[pt] Problem creating an antipattern - 2021-09-02

marcoagpinto · September 2, 2021, 5:07am

I wanted to improve the rule Tiago created years ago that detects spaces before punctuation so that it can remove false positives when we are referring to file extensions.

The problem is that his rule has no “pattern” so the “antipattern” triggers an error:

RULE:

  <rulegroup id="SPACE_BEFORE_PUNCTUATION" name="Espaços antes da pontuação">
    <!-- Based on German grammar.xml, by Tiago F. Santos, 2017-07-08 -->
    <rule>
      <regexp>\b([\p{L}\d]+) ([!?»”’,….])</regexp>
      <message>Remova o espaço antes deste sinal de pontuação.</message>
        <suggestion>\1\2</suggestion>
      <example correction="escapou!">Como é que isto me <marker>escapou !</marker></example>
    <!--example correction="escapou!">Como é que isto me <marker>escapou   !</marker></example-->
      <example correction="roda.">Existem duas estratégias possíveis: aproveitar o que existe ou reinventar a <marker>roda .</marker></example>
    </rule>
    <rule>
      <regexp>\b([\p{L}\d]+) ([:;])(?![\-o]?(?:[()/]|[DSP]\b))</regexp>
      <message>Remova o espaço antes deste sinal de pontuação.</message>
        <suggestion>\1\2</suggestion>
      <example correction="possíveis:">Existem duas estratégias <marker>possíveis :</marker> aproveitar o que existe ou reinventar a roda.</example>
      <example>Um sorriso :-)</example>
      <example>Um sorriso :)</example>
      <example>Um sorriso :(</example>
      <example>Um sorriso :-/</example>
      <example>Um sorriso :/</example>
      <example>Um sorriso :D</example>
      <example correction="Brasil;">Site de Instituto Ludwig von Mises <marker>Brasil ;</marker>Principais portais web</example>
    </rule>
  </rulegroup>

MY ANTIPATTERN:

<!-- MARCOAGPINTO 2021-09-02 (25-JUN-2021+) *START* -->
<!--
Os ficheiros .png não perdem qualidade.
-->
      <antipattern>
		<token regexp='yes'>extensão|extensões|ficheiros?</token>
		<token regexp='yes' spacebefore='yes'>[.]</token>
		<token spacebefore='no' postag='NC.+|UNKNOWN' postag_regexp='yes'/>
      </antipattern>
<!-- MARCOAGPINTO 2021-09-02 (25-JUN-2021+) *END* -->

Is there an easy fix?

Thanks!

Ruud_Baars · September 2, 2021, 6:05am

Why don’t you convert the regexp to a regular pattern? Use spacebefore=yes. It might not have existed yet when the rule was created.
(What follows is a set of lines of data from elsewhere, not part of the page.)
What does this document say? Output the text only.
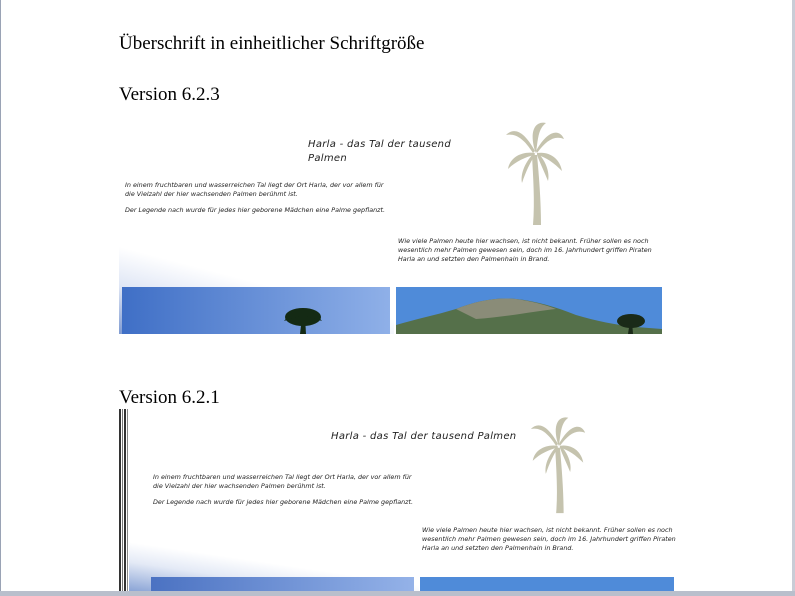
Überschrift in einheitlicher Schriftgröße
Version 6.2.3
Harla - das Tal der tausend
Palmen
In einem fruchtbaren und wasserreichen Tal liegt der Ort Harla, der vor allem für die Vielzahl der hier wachsenden Palmen berühmt ist.
Der Legende nach wurde für jedes hier geborene Mädchen eine Palme gepflanzt.
Wie viele Palmen heute hier wachsen, ist nicht bekannt. Früher sollen es noch wesentlich mehr Palmen gewesen sein, doch im 16. Jahrhundert griffen Piraten Harla an und setzten den Palmenhain in Brand.
Version 6.2.1
Harla - das Tal der tausend Palmen
In einem fruchtbaren und wasserreichen Tal liegt der Ort Harla, der vor allem für die Vielzahl der hier wachsenden Palmen berühmt ist.
Der Legende nach wurde für jedes hier geborene Mädchen eine Palme gepflanzt.
Wie viele Palmen heute hier wachsen, ist nicht bekannt. Früher sollen es noch wesentlich mehr Palmen gewesen sein, doch im 16. Jahrhundert griffen Piraten Harla an und setzten den Palmenhain in Brand.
marcoagpinto · September 2, 2021, 6:19am

@Ruud_Baars

I don’t know how to do it.

udomai · September 2, 2021, 8:00am

<regexp>\b([\p{L}\d]+) ([!?»”’,….])</regexp>

=

<token regexp="yes">[\p{L}\d]+</token>
<token spacebefore="yes">[!?»”’,….]</token>

marcoagpinto · September 2, 2021, 8:12am

lol @udomai

marcoagpinto · September 2, 2021, 8:13am

I will do it in the afternoon then.

I have a date today!

Thanks!

marcoagpinto · September 2, 2021, 2:35pm

@udomai

I checked the diff before and after your suggestions and the results are very different:

  <rulegroup id="SPACE_BEFORE_PUNCTUATION" name="Espaços antes da pontuação">
    <!-- Based on German grammar.xml, by Tiago F. Santos, 2017-07-08 -->
	<!-- Converted <regexp> to <pattern> thanks to Ruud and Udomai - 2021-09-02 -->
    <rule>
	  <pattern>
		<token regexp="yes">[\p{L}\d]+</token>
		<token spacebefore="yes" regexp="yes">[!?»”’,….]</token>	  
      <!-- <regexp>\b([\p{L}\d]+) ([!?»”’,….])</regexp> *** TIAGO VERSION 2017-07-08 *** -->
	  </pattern>
      <message>Remova o espaço antes deste sinal de pontuação.</message>
        <suggestion>\1\2</suggestion>
      <example correction="escapou!">Como é que isto me <marker>escapou !</marker></example>
    <!--example correction="escapou!">Como é que isto me <marker>escapou   !</marker></example-->
      <example correction="roda.">Existem duas estratégias possíveis: aproveitar o que existe ou reinventar a <marker>roda .</marker></example>
    </rule>
    <rule>
      <regexp>\b([\p{L}\d]+) ([:;])(?![\-o]?(?:[()/]|[DSP]\b))</regexp>
      <message>Remova o espaço antes deste sinal de pontuação.</message>
        <suggestion>\1\2</suggestion>
      <example correction="possíveis:">Existem duas estratégias <marker>possíveis :</marker> aproveitar o que existe ou reinventar a roda.</example>
      <example>Um sorriso :-)</example>
      <example>Um sorriso :)</example>
      <example>Um sorriso :(</example>
      <example>Um sorriso :-/</example>
      <example>Um sorriso :/</example>
      <example>Um sorriso :D</example>
      <example correction="Brasil;">Site de Instituto Ludwig von Mises <marker>Brasil ;</marker>Principais portais web</example>
    </rule>
  </rulegroup>

I tested against a 600 000 sentence corpus.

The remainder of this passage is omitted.